Ahora la comida, la ropa y los productos de higiene personal son depositados junto a la puerta de la habitación en la que me hospedo.

Desde el instante en el que tuve oportunidad de no pasar la mayor parte del día acostada sobre mi estómago, o sentada con la espalda erguida sobre el sillón que he mantenido direccionado hacia la ventana, Mikhail se convirtió en un fantasma. Sus constantes visitas para alimentarme se han esfumado y ahora es como si estuviese todo el tiempo sola en este lugar. Como si la cabaña entera me perteneciera.

A pesar de todo esto y de las libertades que el demonio me permite, no he intentado escapar. No aún.

He merodeado por toda la casa en busca de algún espacio que no haya sido sellado por él, pero no he tenido éxito. A pesar de eso, no me desanimo. Voy a salir de aquí a como dé lugar; pero, para eso tengo que estar fuerte y, para conseguir esa fortaleza, debo recuperarme lo más que pueda. Debo alimentarme bien y descansar lo suficiente.

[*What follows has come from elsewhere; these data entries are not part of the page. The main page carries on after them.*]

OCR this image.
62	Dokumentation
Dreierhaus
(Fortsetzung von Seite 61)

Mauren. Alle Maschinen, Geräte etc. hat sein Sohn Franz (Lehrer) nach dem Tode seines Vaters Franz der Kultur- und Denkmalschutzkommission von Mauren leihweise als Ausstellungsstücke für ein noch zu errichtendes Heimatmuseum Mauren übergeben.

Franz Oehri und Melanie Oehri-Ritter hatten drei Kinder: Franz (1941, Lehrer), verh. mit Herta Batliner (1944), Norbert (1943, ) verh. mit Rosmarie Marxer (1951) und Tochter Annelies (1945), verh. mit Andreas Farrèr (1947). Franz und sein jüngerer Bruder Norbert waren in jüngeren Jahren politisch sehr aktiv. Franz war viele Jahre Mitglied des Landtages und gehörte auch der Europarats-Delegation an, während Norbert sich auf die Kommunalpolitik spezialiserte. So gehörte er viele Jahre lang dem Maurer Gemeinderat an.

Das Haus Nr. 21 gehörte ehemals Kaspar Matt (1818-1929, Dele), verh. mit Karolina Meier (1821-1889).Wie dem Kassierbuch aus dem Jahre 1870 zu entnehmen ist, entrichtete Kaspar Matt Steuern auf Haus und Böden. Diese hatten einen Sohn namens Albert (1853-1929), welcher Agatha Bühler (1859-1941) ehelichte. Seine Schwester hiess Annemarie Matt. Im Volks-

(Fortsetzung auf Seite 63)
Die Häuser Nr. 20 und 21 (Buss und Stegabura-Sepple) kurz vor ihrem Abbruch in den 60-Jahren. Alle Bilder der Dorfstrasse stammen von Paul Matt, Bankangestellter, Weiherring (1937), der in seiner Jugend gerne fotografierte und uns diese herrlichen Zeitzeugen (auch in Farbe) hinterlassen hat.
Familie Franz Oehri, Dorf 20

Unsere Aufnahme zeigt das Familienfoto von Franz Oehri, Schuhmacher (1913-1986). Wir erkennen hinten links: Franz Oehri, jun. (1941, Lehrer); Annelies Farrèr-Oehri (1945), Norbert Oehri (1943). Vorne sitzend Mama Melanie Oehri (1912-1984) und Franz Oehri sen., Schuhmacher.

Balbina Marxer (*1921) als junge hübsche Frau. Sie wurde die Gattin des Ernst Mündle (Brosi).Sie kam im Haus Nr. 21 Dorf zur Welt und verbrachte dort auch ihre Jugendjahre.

No he dejado de lavar las heridas de mis muñecas y de mi espalda en todo el tiempo que llevo aquí atrapada. Es un poco más difícil hacerme cargo de los surcos de los nuevos Estigmas, pero no es imposible. Me he encargado de lavar minuciosamente cada una de las llagas con un estropajo para la espalda y, por si eso no fuera suficiente, conseguí que Mikhail untara ungüento en todas ellas durante los cuatro primeros días en los que estuvo atendiéndome y velando por mí.

No sé qué clase de pomada ha sido la que el demonio ha traído, pero me ha servido muchísimo. Las heridas ya dejaron de doler y, por lo tanto, soy capaz de moverme con más libertad que antes; cosa que ha mejorado mi humor considerablemente.

No puedo decir lo mismo acerca de la debilidad de mis manos. Las heridas se abrieron tanto esta vez, que las siento entumecidas todo el tiempo. Se siente como si en cualquier momento fuesen a caerse. Como si nunca fuese a recuperar del todo la movilidad de las extremidades.

Trato de no pensar demasiado en eso, pero la insidiosa idea no me ha abandonado ni un segundo desde hace días. Es bastante fácil crearse mil escenarios catastróficos cuando se está encerrada las veinticuatro horas del día dentro de una casa que conoces como la palma de tu mano.

El sonido de los pasos de Mikhail en el pasillo me hace saber que está acercándose a la habitación y sé, gracias a la penumbra en la que se ha sumido la estancia, que viene a traerme la cena. Sé, también, que no va a molestarse en entrar.

Va a llamar a la puerta y a marcharse para que, en el momento en el que salga, lo único que pueda encontrar sean los alimentos que ha elegido para esa noche. Justo como lo ha hecho los últimos días.

El ruido que hacen sus nudillos contra la madera de la puerta lo invade todo y me quedo quieta, con la mirada fija en la entrada, a la espera de su siguiente movimiento. Sé que no va a entrar —nunca lo hace—, pero no puedo evitar quedarme inmóvil hasta que lo escucho marcharse.

Una vez que estoy segura de que no está cerca, abro la puerta y tomo la bolsa de comida caliente que ha dejado en la entrada.

Me ha traído una hamburguesa de McDonald’s.

Estoy harta de la comida de McDonald’s.

Una mueca de disgusto es esbozada por mis facciones, pero engullo todo lo que trajo de cualquier modo. Una vez que he terminado, tiro la bolsa de papel que la contenía y me lavo los dientes solo para matar algo de tiempo. Mikhail no debe tardar en encerrarse.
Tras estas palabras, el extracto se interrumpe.